I CDC notano poi che “l’importanza per la salute pubblica delle misure per aumentare i tassi di trattamento della depressione si riflette in Healthy People 2020″, un piano decennale del Dipartimento della Salute e dei Servizi Umani che include “obbiettivi nazionali per accrescere il trattamento della depressione negli adulti e il trattamento per i problemi di salute mentale nei minori”.
Per contribuire al programma, il governo degli Stati Uniti ha stabilito una Task Force per la Prevenzione che oggi raccomanda “screening della salute mentale” ai ragazzi dai 12 ai 18 anni.

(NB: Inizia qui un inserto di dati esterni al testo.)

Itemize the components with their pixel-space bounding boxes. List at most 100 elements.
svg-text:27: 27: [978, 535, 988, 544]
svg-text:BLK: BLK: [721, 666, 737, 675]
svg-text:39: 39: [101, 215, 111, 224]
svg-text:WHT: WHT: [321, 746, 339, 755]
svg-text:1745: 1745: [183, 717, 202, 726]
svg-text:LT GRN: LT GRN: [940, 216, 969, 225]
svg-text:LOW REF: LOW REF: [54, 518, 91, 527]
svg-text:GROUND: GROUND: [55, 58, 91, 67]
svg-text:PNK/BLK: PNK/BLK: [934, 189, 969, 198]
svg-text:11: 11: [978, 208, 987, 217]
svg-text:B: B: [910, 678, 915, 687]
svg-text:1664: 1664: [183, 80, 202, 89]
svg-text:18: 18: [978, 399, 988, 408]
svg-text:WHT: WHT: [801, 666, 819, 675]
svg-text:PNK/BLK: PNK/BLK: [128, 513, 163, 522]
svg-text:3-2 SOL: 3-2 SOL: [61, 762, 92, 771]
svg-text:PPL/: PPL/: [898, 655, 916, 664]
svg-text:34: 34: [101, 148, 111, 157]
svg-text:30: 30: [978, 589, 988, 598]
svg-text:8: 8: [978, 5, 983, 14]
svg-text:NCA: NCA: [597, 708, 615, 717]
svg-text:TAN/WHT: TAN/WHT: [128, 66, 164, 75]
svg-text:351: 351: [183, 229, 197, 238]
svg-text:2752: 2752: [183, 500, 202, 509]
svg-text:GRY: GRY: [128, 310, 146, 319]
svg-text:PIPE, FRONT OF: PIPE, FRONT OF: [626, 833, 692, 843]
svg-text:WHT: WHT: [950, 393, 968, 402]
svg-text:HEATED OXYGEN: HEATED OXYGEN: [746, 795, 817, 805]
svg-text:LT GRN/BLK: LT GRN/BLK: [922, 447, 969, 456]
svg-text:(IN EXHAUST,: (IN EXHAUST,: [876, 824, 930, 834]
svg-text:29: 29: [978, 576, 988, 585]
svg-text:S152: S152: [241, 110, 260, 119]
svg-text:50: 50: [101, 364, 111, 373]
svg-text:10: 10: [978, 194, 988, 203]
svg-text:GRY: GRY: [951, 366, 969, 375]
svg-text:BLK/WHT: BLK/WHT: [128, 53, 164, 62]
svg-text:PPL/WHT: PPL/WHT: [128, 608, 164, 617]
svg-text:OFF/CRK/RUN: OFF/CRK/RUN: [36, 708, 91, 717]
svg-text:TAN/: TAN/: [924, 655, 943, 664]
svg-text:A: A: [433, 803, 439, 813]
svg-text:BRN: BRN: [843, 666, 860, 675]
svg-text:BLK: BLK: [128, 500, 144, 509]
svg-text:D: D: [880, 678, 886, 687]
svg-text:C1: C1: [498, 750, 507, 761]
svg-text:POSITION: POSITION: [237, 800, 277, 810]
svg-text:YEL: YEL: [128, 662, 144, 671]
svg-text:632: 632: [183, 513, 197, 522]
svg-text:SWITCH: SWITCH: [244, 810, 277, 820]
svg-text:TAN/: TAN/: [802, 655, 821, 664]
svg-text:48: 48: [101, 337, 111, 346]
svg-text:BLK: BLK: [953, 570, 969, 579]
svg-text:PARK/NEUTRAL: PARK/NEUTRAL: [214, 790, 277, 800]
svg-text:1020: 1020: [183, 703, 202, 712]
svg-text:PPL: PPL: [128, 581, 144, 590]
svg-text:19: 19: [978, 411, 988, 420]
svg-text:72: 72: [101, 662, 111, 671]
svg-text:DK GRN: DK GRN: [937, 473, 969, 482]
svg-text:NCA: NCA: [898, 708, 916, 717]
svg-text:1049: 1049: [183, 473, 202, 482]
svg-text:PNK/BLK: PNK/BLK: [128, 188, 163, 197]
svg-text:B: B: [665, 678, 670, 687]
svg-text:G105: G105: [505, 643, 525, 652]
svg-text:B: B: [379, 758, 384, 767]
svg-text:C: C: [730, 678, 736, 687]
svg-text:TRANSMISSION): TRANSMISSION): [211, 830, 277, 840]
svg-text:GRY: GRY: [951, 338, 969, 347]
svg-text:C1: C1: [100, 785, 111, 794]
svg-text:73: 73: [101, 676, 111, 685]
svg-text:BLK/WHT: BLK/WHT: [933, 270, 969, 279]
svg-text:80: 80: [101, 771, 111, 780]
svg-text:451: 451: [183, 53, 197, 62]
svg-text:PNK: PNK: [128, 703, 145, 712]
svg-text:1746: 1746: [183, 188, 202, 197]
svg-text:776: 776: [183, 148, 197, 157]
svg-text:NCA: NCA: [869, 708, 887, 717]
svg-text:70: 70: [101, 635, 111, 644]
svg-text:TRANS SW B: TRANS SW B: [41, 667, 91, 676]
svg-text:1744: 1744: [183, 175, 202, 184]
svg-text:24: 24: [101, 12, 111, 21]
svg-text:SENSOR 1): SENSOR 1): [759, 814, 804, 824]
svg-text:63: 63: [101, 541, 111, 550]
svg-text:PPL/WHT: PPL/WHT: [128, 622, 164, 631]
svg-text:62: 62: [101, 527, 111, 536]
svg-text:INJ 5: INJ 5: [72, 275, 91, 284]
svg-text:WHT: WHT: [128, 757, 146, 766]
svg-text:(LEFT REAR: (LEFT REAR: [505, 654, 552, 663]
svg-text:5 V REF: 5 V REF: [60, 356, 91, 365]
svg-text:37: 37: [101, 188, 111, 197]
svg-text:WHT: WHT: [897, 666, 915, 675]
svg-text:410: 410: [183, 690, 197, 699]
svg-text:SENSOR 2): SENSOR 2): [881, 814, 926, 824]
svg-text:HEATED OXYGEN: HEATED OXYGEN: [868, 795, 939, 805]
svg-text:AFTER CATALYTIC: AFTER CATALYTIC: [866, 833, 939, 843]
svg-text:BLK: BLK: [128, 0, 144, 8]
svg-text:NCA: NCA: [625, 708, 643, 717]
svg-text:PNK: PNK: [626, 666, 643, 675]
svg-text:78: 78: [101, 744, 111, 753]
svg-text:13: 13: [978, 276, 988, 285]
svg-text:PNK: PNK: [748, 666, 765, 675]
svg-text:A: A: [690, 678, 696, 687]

Così come il programma Vigilanza sulle Malattie Mentali, la Task Force utilizza il DSM come modello per le diagnosi.

Conclusione
Dato che il governo federale degli Stati Uniti e il settore assicurativo oggi sono impegnati in un investimento combinato per mitigare i rischi associati a una miriade di comportamenti personali classificati dal DSM, i singoli individui, e la società più in generale, devono chiedersi: “Ma fin dove si spinge questa vigilanza?”
Attualmente, l’individuo può ancora esercitare un certo grado di controllo rispetto a quali informazioni mediche desidera rivelare all’apparato di vigilanza medica. Tuttavia, il sempre maggiore dispiegamento di tecnologie biometriche e il rapido passaggio a una base elettronica, senza contanti, delle transazioni finanziarie praticamente assicura la fine di questa modesta sfera di privacy, nonchè la realizzazione completa di una rete panottica e di vasta portata in grado di identificare e localizzare le idiosincrasie private, producendo così dei candidati per “interventi” e trattamenti.
Per sfidare e contrastare il complesso psicofarmaceutico e la sua morsa sulla società, che va sempre più estendendosi, è assolutamente necessario comprendere e riconoscere come la sua storia si intrecci a giochi di pubblicità e pubbliche relazioni per modellare la percezione pubblica e quello che oggi costituisce un sistema di convinzioni ampiamente accettato nei confronti della salute e della malattia mentale. Il fatto che questo complesso oggi sia più che mai alleato della sovrastruttura della sanità nazionale e costituisca un elemento centrale in ambito medico delle macchinazioni del governo suggerisce l’imminente realizzazione di una vera e propria tecnocrazia farmacologica in cui, attraverso una incessante persuasione di massa e direttive legislative, sarà una falsa medicina con i suoi farmaci a riempire il vuoto di un’esistenza sciupata e insoddisfatta.